The surrounding events tell a comprehensive story:

  • Shadow file backup indicates attacker preparation for credential harvesting
  • Sudoers group modification reveals persistence planning
  • User account modifications show privilege escalation tactics
  • Kernel module installation confirms advanced persistence mechanism
  • Root SSH access demonstrates successful system compromise

This pattern is highly unusual for normal system operations and clearly indicates privilege escalation and persistence behavior.

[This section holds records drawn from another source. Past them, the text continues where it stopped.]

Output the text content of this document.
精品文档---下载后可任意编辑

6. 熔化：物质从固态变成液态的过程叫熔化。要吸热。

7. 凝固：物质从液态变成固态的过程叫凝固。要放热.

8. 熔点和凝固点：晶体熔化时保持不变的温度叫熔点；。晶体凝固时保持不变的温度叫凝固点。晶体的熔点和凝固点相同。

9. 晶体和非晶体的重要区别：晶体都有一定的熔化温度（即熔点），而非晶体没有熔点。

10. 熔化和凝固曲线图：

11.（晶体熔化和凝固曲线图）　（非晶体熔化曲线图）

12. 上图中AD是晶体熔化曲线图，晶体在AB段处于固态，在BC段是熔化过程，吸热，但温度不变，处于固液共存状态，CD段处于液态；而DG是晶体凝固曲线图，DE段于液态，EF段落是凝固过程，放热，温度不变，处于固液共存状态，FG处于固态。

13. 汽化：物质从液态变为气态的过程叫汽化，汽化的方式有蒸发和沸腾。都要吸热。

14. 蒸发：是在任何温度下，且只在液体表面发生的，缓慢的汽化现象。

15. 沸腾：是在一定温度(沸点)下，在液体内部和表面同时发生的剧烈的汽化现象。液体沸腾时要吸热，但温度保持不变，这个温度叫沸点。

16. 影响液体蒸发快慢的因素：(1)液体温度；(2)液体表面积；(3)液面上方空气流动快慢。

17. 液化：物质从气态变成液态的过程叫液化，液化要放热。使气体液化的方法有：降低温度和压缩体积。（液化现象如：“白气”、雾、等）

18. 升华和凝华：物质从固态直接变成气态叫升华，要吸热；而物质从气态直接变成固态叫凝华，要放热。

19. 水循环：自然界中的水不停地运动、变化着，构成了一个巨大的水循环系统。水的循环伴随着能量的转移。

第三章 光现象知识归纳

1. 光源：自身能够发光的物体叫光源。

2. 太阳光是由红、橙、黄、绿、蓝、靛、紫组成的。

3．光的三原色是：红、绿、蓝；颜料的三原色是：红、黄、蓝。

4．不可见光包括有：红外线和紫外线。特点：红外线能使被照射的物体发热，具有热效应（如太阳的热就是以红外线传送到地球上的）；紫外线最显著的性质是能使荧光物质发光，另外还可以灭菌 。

Step 9: Decision and Escalation

Based on the evidence:

  1. Confirm this is not a false positive - the attack sequence is coherent and intentional
  2. Escalate to the incident response team immediately - this represents active compromise
  3. Document the findings including:
    • Affected hosts (app-02 and others with kernel module alerts)
    • Timeline of events
    • Attack progression (initial access → privilege escalation → persistence)
    • Indicators of compromise (IOCs)
    • Recommended remediation steps

Step 10: Correlating Remaining Alerts

Repeat the triage and investigation process for:

  • The remaining three high-severity incidents
  • All four medium-severity incidents
  • Document any additional entities or attack patterns discovered

Lessons Learned

  • Alert triage efficiency depends on a structured framework – applying the four dimensions (severity, time, context, impact) allows analysts to prioritize threats systematically and avoid alert fatigue, ensuring focus remains on genuine threats like the Evil Bunnies' kernel module persistence mechanisms.
  • Correlation reveals attack progression – by linking related alerts through common entities (hosts, users, IPs) and examining raw logs in Microsoft Sentinel, analysts can reconstruct the full attack timeline, from initial access through privilege escalation to persistence, transforming isolated detections into a coherent incident narrative that informs escalation and remediation decisions.